Returning guest blogger Sunny Frazier, whose first novel in the Christy Bristol Astrology Mysteries, Fools Rush In, received the Best Novel Award from Public Safety Writers Association, is here today to tell us a little about the California the rest of us don’t really know.
The third Christy Bristol Astrology Mystery, A Snitch in Time, is in bookstores now.
It’s going to be an interesting time this November when, after 168 years, the proposal of dividing California into 3 states shows up on the ballot. The last time this happened was in 1863 when West Virginia was created.
Years ago I read a book on this very subject. Ecotopia was fiction, written by Ernest Callenbach in 1975. He set the book in the future, 1999. In it, California is divided into Northern California, which includes Oregon and Washington. The people are environmentally oriented. You want a house? You have to work in the forest planting trees to earn the right to lumber to build one. A work week is 20 hours (sweet!). Marijuana is in regular use. Callenbach predicted teleconferencing and print on demand. While this part of California is “green,” Southern California is dismissed as a lost cause.
Into this world comes a skeptical NY Times reporter. The book is a diary and he slowly gets lured to the green side. It’s a good book; Ralph Nader praised it.
As I’ve tried to explain to relatives in North Carolina, California is BIG. It’s like one state running from Maine and stopping at Florida. When they ask if I’ve seen my sister in San Diego or other scarce relatives in the state, I try to convey the distance we are from each other.
And why do I bring this up? Because in the book and in real life, Fresno is smack in the middle of the dividing line. The San Joaquin Valley is 450 miles long, from Redding to Bakersfield, and 60 miles wide. 6,000 miles of flat farmland surrounded by the coastal range on the west, the Sierra Nevadas to the east, the Santa Cruz Mountains on the north and the Grapevine dividing us from LA. There are people in San Francisco and Los Angeles who have no clue we exist.
Turns out in the book both north and south CA want us. We grow food. Lots of food. We’re talking about 230 crops on less than 1% of farmland in the United States. My area supplies 8% of the food you eat. And we do this in what is essentially a desert.
It’s hot. Summertime is long stretches of 100+ degree heat, necessary for drying grapes into raisins.

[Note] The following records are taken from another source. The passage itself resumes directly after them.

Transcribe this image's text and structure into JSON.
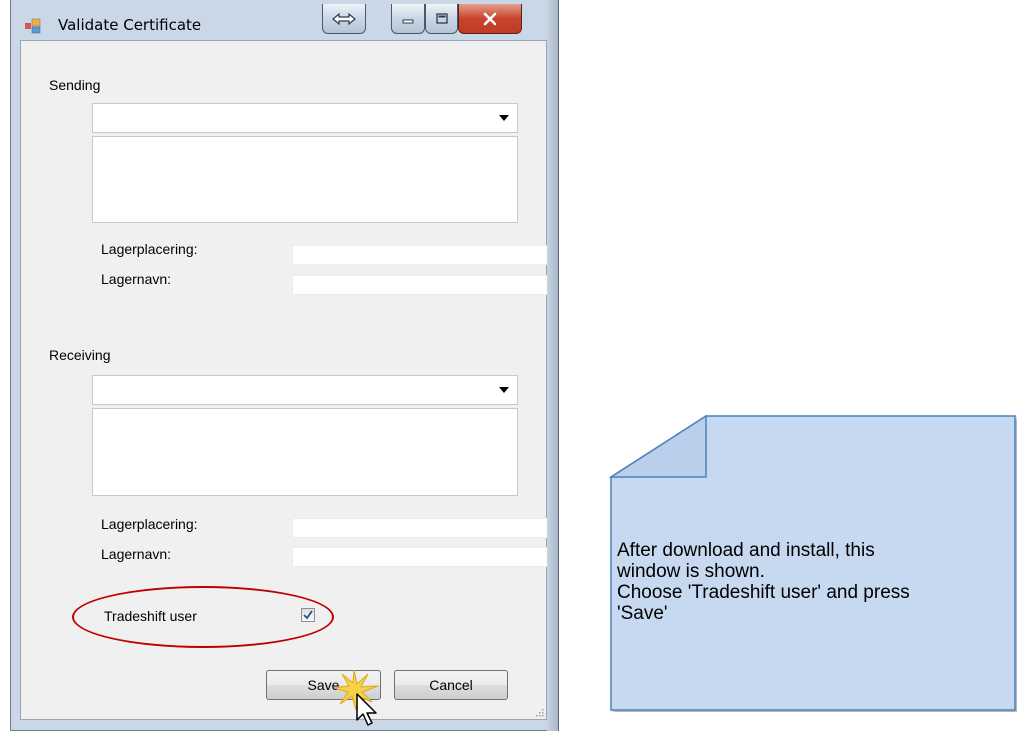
{
  "window": {
    "title": "Validate Certificate",
    "icons": {
      "app": "app-window-icon",
      "resize": "horizontal-resize-icon",
      "minimize": "minimize-icon",
      "maximize": "maximize-icon",
      "close": "close-icon"
    }
  },
  "sending": {
    "section_label": "Sending",
    "combo_value": "",
    "details_text": "",
    "lagerplacering_label": "Lagerplacering:",
    "lagerplacering_value": "",
    "lagernavn_label": "Lagernavn:",
    "lagernavn_value": ""
  },
  "receiving": {
    "section_label": "Receiving",
    "combo_value": "",
    "details_text": "",
    "lagerplacering_label": "Lagerplacering:",
    "lagerplacering_value": "",
    "lagernavn_label": "Lagernavn:",
    "lagernavn_value": ""
  },
  "tradeshift": {
    "label": "Tradeshift user",
    "checked": true
  },
  "buttons": {
    "save": "Save",
    "cancel": "Cancel"
  },
  "callout": {
    "lines": [
      "After download and install, this",
      "window is shown.",
      "Choose 'Tradeshift user' and press",
      "'Save'"
    ],
    "fill_color": "#c6d9f1",
    "border_color": "#4f81bd"
  },
  "highlight_color": "#c00000"
}
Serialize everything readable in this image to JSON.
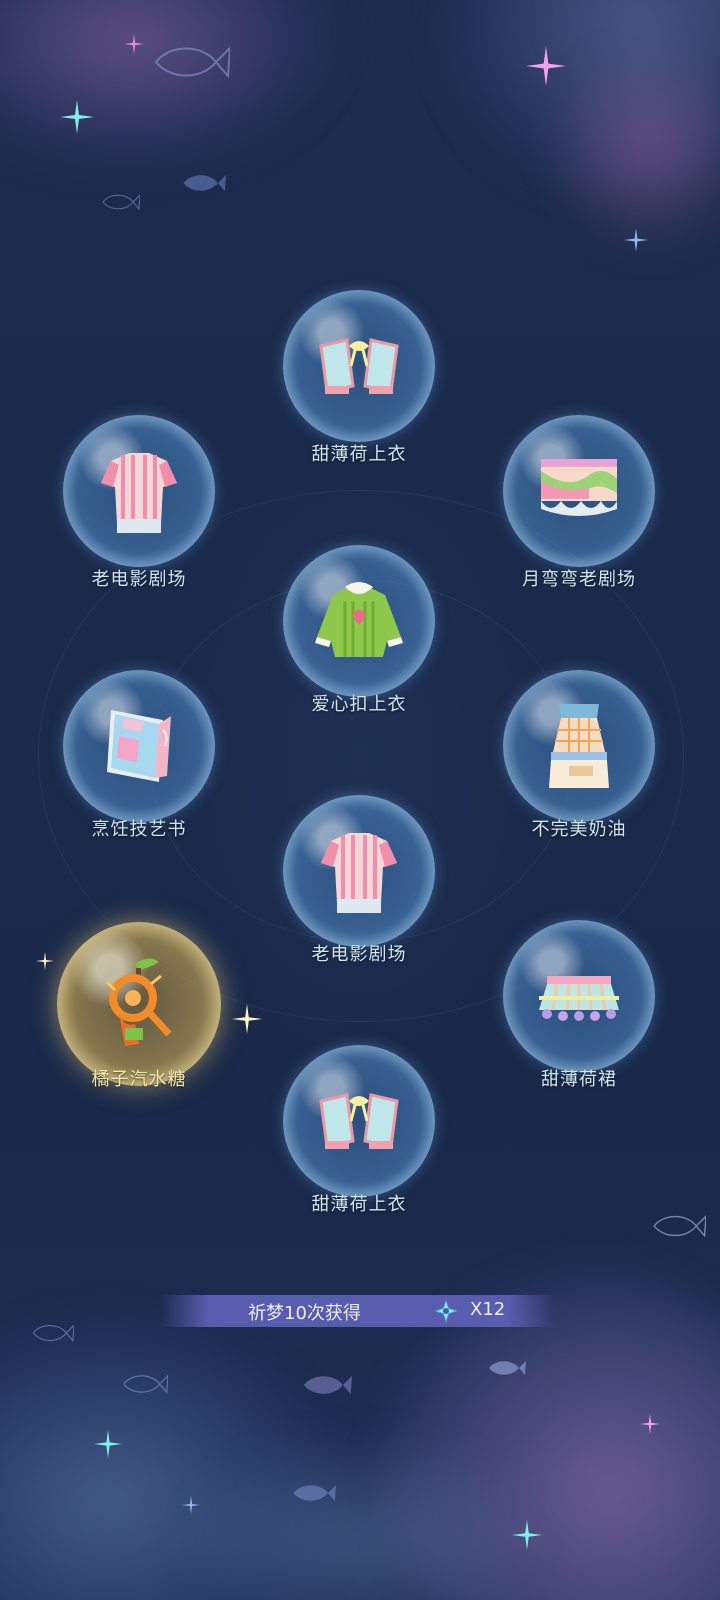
{
  "items": [
    {
      "label": "甜薄荷上衣",
      "icon": "mint-top-icon",
      "highlight": false
    },
    {
      "label": "老电影剧场",
      "icon": "pink-striped-shirt-icon",
      "highlight": false
    },
    {
      "label": "月弯弯老剧场",
      "icon": "pink-green-skirt-icon",
      "highlight": false
    },
    {
      "label": "爱心扣上衣",
      "icon": "green-heart-jacket-icon",
      "highlight": false
    },
    {
      "label": "烹饪技艺书",
      "icon": "cooking-book-icon",
      "highlight": false
    },
    {
      "label": "不完美奶油",
      "icon": "plaid-dress-icon",
      "highlight": false
    },
    {
      "label": "老电影剧场",
      "icon": "pink-striped-shirt-icon",
      "highlight": false
    },
    {
      "label": "橘子汽水糖",
      "icon": "orange-soda-candy-icon",
      "highlight": true
    },
    {
      "label": "甜薄荷裙",
      "icon": "mint-skirt-icon",
      "highlight": false
    },
    {
      "label": "甜薄荷上衣",
      "icon": "mint-top-icon",
      "highlight": false
    }
  ],
  "reward": {
    "text": "祈梦10次获得",
    "icon": "crystal-star-icon",
    "count": "X12"
  },
  "colors": {
    "background": "#1b2a4a",
    "label": "#cfe6f3",
    "highlight_label": "#f3e7a4",
    "reward_bar": "#6464be"
  }
}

We’re the raisin capitol of the world (remember the Fresno Dancing Raisins?). We are in a constant drought.
This was not always the case. There existed, at one time, Tulare Lake. It was the largest lake west of the Mississippi. The government built dams and reservoirs to block the water. Now it’s a dried lake bed where crops are grown and houses sprout. I saw it fill only once when we had a massive rainy season. My family drove out to see the road disappear into the water, rooftops and telephone poles showing above. They even did a documentary about the phenomenon.
The plan on the ballot is to divide the state into Northern CA, Southern CA, and for whatever reason, the Pacific coastline.
Fresno and half the Valley will go to the south. Not exactly the ideal that Ecotopia presented. But then, I doubt if any of the politicians have read the book because it’s fiction. Right?